Actualisé 10.08.2007 à 19:26

Ex - prisonnier victime de sévices, raconte la torture

Un Tunisien récemment rapatrié de la base de Guantanamo, Lotfi Lagha, a accusé les militaires américains de lui avoir sectionné les doigts après l'avoir drogué, a déclaré vendredi son avocat, Me Samir Ben Amor.

Les autorités américaines n'ont fait aucun commentaire dans l'immédiat. Me Ben Amor a accordé un entretien à l'Associated Press après avoir rencontré jeudi son client pour la première fois la veille à la prison de Mornaguia, à 30km de Tunis, où il est incarcéré depuis son retour en Tunisie fin juin dernier.

Selon le récit fait par Me Ben Amor, Lotfi Lagha avait immigré clandestinement en 1998 en Italie où il est devenu musulman pratiquant. C'est au début de 2001 qu'il est parti pour l'Afghanistan, a indiqué l'avocat sans en préciser les motivations.

Au plus fort de l'offensive américaine, il s'était réfugié à Tora-Bora, en Afghanistan, pendant un mois, avant de fuir le pays. Il a été arrêté début 2002 à la frontière pakistanao-afghane dans un état très précaire. «J'avais les mains et les pieds gelés par le froid glacial», a-t-il relaté à son avocat.

Après une hospitalisation pendant trois mois et demi, les services de sécurité pakistanais l'ont remis à l'armée américaine qui l'a transféré à la base de Bagram, en Afghanistan.

Pendant le mois qu'il y resté, les militaires américains lui avaient dit que son état nécessitait qu'on lui coupe les doigts des deux mains affectés. Il a déclaré s'y être farouchement opposé, d'autant que les médecins pakistanais lui avaient assuré qu'il pouvait être soigné par un traitement ordinaire.

C'est alors que médecins américains de la base de Bagram l'ont drogué le soir pour qu'il se trouve le lendemain avec quatre doigts de chaque main sectionnés, excepté les pouces, affirme-t-il.

«A mon réveil et malgré mon état, les militaires n'ont pas arrêté de m'asséner des coups partout sur le corps avec des matraques et leurs brodequins», ajoute-t-il. Il a également dénoncé les mauvais traitements qu'il dit avoir subi dans la base militaire de Kandahar.

Pendant les cinq ans qu'il devait passer ensuite dans la base de Guantanamo, Lotfi Lagha a dit avoir été victime, avec d'autres détenus, de «tortures et autres pratiques humiliantes».

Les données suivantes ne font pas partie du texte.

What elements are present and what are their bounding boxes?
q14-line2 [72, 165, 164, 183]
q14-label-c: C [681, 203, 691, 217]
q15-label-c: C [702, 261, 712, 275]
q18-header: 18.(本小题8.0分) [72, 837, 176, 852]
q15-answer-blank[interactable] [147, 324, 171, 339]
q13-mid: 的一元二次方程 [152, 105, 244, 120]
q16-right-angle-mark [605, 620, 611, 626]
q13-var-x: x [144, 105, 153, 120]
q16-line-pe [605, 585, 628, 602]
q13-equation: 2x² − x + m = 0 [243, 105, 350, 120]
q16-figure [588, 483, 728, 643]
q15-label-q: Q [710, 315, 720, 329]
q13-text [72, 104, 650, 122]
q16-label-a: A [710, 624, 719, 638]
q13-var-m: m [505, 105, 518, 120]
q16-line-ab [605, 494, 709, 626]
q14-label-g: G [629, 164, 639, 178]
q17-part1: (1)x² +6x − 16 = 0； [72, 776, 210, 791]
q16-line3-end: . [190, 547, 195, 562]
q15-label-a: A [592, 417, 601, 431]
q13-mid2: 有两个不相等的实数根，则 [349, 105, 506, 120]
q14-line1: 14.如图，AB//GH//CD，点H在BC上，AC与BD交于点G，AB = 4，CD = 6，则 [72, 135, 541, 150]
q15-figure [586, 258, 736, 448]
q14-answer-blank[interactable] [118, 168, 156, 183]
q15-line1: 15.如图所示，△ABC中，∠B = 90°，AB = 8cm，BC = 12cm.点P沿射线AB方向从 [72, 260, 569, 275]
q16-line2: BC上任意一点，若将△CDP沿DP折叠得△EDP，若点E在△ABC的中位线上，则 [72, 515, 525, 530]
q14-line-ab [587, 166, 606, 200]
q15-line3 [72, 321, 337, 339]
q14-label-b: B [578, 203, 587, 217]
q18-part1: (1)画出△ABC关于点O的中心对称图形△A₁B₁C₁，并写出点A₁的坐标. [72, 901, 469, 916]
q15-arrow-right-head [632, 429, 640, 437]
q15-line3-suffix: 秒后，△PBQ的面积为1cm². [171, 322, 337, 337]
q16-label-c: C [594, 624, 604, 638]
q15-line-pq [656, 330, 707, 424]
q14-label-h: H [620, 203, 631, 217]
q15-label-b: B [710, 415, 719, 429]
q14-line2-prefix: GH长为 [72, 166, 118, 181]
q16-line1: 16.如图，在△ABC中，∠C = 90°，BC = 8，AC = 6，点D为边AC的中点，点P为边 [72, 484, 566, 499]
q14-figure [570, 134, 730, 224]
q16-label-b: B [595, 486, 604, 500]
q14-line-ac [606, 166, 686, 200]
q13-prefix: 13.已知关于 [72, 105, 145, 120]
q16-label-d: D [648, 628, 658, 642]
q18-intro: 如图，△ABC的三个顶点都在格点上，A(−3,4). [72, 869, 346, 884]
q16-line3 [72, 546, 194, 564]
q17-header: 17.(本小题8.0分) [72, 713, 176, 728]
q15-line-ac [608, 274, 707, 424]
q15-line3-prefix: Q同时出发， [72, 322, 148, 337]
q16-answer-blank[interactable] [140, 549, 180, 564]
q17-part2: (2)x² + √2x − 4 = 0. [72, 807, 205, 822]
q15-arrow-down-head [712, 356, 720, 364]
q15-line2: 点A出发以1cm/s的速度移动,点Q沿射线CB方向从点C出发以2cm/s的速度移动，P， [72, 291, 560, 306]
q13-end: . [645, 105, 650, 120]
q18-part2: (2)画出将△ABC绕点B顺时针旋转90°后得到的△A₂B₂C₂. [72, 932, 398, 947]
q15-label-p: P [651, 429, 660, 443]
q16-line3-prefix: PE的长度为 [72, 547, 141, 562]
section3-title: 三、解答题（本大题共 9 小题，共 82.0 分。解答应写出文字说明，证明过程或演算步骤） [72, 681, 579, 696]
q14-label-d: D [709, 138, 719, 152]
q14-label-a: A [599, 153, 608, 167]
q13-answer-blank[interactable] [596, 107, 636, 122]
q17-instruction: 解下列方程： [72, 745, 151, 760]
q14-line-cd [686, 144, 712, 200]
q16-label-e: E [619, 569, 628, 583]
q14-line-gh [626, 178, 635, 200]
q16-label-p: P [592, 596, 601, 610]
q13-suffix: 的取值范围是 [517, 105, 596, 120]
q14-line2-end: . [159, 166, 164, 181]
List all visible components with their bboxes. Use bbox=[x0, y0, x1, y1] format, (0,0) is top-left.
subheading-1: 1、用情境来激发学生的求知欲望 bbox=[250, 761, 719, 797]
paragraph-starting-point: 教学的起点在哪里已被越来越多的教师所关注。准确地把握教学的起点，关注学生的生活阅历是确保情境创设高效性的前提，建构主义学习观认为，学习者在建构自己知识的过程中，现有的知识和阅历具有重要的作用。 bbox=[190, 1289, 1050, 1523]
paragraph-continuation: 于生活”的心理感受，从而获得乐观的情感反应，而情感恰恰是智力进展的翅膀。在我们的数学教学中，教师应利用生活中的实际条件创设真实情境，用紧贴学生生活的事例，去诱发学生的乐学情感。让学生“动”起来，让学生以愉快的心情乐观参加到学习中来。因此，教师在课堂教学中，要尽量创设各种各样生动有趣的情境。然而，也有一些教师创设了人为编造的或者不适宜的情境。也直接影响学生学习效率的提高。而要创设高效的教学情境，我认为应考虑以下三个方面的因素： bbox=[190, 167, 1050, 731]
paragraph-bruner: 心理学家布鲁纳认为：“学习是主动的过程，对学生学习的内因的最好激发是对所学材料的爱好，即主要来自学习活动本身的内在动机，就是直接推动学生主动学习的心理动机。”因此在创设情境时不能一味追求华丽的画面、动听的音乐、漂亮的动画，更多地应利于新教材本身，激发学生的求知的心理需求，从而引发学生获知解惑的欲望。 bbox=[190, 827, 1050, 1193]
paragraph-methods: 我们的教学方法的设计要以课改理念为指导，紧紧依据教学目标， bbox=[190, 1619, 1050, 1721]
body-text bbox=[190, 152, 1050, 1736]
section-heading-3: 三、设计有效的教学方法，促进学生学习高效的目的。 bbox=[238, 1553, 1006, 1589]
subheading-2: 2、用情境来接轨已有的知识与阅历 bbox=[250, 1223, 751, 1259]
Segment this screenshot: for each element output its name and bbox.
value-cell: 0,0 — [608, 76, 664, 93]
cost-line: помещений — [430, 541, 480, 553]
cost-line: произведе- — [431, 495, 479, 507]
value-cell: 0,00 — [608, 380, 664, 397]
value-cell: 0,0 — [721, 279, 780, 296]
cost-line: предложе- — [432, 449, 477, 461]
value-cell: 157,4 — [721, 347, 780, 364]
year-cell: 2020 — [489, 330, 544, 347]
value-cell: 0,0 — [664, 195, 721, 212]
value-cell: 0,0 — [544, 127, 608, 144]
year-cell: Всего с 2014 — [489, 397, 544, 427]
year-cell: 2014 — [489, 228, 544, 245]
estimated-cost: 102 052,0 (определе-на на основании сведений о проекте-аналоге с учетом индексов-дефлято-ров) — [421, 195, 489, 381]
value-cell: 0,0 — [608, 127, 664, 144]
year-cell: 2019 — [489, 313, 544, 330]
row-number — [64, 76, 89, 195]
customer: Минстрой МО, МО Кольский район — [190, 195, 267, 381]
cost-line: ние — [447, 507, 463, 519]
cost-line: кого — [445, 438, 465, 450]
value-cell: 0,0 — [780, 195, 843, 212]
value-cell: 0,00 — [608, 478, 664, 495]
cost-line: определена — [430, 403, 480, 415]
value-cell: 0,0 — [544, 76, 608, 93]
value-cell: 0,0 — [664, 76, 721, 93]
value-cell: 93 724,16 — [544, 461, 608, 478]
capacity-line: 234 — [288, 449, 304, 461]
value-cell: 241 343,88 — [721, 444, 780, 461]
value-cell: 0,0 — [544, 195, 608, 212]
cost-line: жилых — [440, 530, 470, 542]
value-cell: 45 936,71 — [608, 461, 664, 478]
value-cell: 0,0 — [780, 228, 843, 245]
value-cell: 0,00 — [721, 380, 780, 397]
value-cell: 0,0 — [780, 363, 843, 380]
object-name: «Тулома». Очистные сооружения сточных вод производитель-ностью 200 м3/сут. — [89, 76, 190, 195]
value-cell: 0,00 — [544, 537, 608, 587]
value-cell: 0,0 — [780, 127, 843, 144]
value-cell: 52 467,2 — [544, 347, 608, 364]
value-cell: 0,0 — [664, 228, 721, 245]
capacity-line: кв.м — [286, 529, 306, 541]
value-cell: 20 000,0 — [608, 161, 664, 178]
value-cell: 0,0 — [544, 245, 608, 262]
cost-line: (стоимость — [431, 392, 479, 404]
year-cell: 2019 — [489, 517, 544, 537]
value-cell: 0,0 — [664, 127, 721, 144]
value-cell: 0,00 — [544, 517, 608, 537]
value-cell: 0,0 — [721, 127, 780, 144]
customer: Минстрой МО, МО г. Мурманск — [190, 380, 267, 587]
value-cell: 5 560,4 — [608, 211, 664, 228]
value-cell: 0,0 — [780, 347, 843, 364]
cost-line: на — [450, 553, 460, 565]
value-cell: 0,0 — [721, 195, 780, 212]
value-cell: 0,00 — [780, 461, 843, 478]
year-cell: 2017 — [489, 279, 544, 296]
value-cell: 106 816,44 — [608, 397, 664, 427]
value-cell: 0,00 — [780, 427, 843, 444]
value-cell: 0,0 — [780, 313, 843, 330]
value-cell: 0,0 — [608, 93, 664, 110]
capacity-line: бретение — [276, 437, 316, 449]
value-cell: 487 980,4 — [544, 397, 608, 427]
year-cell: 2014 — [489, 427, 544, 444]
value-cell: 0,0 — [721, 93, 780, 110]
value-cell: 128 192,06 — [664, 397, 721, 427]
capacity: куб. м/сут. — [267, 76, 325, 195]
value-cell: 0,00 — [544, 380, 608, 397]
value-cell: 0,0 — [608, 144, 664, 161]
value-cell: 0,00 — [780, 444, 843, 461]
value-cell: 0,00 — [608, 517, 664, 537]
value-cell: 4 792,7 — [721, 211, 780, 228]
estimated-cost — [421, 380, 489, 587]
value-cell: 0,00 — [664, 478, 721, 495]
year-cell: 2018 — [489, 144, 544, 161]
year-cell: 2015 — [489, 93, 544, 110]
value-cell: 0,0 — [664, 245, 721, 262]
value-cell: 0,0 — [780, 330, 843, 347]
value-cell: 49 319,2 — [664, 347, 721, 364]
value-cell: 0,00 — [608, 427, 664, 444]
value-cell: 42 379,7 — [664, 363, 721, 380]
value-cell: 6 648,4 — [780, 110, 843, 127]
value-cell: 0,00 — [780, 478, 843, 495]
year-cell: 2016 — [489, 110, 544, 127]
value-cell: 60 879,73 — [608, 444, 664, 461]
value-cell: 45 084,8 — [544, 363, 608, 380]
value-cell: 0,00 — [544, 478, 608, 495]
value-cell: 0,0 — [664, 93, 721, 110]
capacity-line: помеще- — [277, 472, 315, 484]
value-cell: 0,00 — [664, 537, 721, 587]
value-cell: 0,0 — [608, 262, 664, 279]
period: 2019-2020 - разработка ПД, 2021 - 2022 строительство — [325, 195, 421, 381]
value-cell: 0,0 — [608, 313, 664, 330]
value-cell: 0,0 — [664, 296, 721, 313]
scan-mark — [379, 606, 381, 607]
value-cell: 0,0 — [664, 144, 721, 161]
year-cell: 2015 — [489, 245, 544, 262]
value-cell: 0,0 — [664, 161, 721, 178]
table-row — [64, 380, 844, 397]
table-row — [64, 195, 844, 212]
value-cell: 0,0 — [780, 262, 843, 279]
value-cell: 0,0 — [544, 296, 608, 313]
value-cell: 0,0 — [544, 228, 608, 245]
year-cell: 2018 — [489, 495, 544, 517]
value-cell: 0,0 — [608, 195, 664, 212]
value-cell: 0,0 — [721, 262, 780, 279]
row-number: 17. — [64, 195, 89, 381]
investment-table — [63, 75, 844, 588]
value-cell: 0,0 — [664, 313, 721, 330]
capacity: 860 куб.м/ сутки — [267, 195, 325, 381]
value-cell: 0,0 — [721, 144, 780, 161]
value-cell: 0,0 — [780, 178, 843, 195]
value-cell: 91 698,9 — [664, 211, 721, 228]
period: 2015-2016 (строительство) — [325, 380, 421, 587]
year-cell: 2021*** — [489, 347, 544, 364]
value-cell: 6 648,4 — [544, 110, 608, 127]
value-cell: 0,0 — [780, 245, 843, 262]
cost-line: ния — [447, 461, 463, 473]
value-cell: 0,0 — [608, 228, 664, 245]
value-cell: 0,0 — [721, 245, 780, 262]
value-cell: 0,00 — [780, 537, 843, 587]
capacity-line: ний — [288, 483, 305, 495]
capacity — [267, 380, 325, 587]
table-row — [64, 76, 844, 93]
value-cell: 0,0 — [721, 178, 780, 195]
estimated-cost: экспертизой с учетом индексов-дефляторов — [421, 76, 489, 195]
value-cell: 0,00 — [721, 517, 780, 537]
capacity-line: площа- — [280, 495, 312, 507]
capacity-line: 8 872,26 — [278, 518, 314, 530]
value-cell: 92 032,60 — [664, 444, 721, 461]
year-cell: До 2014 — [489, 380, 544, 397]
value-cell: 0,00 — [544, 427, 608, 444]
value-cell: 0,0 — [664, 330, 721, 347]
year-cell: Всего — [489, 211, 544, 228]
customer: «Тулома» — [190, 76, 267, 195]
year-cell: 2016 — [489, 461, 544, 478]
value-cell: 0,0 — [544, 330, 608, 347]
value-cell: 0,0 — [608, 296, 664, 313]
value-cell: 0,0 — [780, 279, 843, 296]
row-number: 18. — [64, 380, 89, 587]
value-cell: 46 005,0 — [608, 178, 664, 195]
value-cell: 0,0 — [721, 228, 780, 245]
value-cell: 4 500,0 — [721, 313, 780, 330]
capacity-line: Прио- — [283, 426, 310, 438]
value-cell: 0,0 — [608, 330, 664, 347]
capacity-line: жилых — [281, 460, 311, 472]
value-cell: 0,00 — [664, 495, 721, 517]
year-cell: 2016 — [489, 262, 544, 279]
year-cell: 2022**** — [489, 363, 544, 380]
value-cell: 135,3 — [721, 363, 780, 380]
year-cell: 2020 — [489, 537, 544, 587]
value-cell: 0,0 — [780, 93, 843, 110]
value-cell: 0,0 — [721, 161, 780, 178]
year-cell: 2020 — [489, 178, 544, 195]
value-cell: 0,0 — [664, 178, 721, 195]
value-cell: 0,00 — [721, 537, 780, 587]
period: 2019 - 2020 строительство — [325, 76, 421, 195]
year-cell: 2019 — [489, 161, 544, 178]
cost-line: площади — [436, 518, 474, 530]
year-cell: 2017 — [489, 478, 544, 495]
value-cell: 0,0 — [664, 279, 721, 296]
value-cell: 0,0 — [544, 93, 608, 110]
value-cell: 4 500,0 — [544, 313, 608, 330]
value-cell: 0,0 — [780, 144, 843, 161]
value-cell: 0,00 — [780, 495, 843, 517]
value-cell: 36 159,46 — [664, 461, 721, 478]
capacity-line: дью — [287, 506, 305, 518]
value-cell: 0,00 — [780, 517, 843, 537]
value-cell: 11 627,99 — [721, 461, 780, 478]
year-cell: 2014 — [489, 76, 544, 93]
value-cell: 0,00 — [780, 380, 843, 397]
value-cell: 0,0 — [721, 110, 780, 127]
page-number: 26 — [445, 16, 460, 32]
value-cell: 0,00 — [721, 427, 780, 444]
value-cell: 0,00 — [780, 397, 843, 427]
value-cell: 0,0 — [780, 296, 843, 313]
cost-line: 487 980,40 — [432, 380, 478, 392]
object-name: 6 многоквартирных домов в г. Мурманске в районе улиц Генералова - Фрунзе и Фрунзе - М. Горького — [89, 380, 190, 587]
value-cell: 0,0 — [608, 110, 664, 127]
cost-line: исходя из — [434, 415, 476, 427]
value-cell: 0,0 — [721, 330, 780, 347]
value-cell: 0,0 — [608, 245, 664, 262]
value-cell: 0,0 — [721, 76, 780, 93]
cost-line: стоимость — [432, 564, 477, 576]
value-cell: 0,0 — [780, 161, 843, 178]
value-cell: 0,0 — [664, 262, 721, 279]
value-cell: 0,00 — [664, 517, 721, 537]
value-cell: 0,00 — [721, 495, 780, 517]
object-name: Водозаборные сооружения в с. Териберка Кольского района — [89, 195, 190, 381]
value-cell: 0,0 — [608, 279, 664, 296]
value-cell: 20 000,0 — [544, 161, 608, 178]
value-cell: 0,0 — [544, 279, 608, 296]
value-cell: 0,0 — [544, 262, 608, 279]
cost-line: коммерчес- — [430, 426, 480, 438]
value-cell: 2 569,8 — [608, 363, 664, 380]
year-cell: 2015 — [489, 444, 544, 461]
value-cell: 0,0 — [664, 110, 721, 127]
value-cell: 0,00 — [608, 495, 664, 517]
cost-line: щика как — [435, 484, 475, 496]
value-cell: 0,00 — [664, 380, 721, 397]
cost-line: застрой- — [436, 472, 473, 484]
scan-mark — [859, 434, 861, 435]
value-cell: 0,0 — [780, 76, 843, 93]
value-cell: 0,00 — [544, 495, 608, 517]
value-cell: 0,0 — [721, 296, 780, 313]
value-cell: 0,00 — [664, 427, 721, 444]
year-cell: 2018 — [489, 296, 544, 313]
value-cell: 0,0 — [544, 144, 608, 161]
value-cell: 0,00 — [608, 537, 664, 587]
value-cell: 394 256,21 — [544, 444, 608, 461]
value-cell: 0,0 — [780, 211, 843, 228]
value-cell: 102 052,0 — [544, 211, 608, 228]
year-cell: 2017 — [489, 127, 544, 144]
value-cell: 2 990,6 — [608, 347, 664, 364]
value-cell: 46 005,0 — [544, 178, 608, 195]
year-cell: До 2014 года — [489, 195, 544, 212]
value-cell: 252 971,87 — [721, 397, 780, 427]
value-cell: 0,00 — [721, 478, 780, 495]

Lotfi Lagha qui affirme avoir été rapatrié malgré lui, fait l'objet de poursuites pénales sous l'accusation d'appartenance à association de malfaiteurs. Il encourt une peine de six ans de prison, selon le code pénal tunisien. Il a été interrogé pendant trois jours au ministère de l'intérieur sans faire l'objet de maltraitements, selon son avocat qui prévoit que son procès aura lieu vers novembre prochain.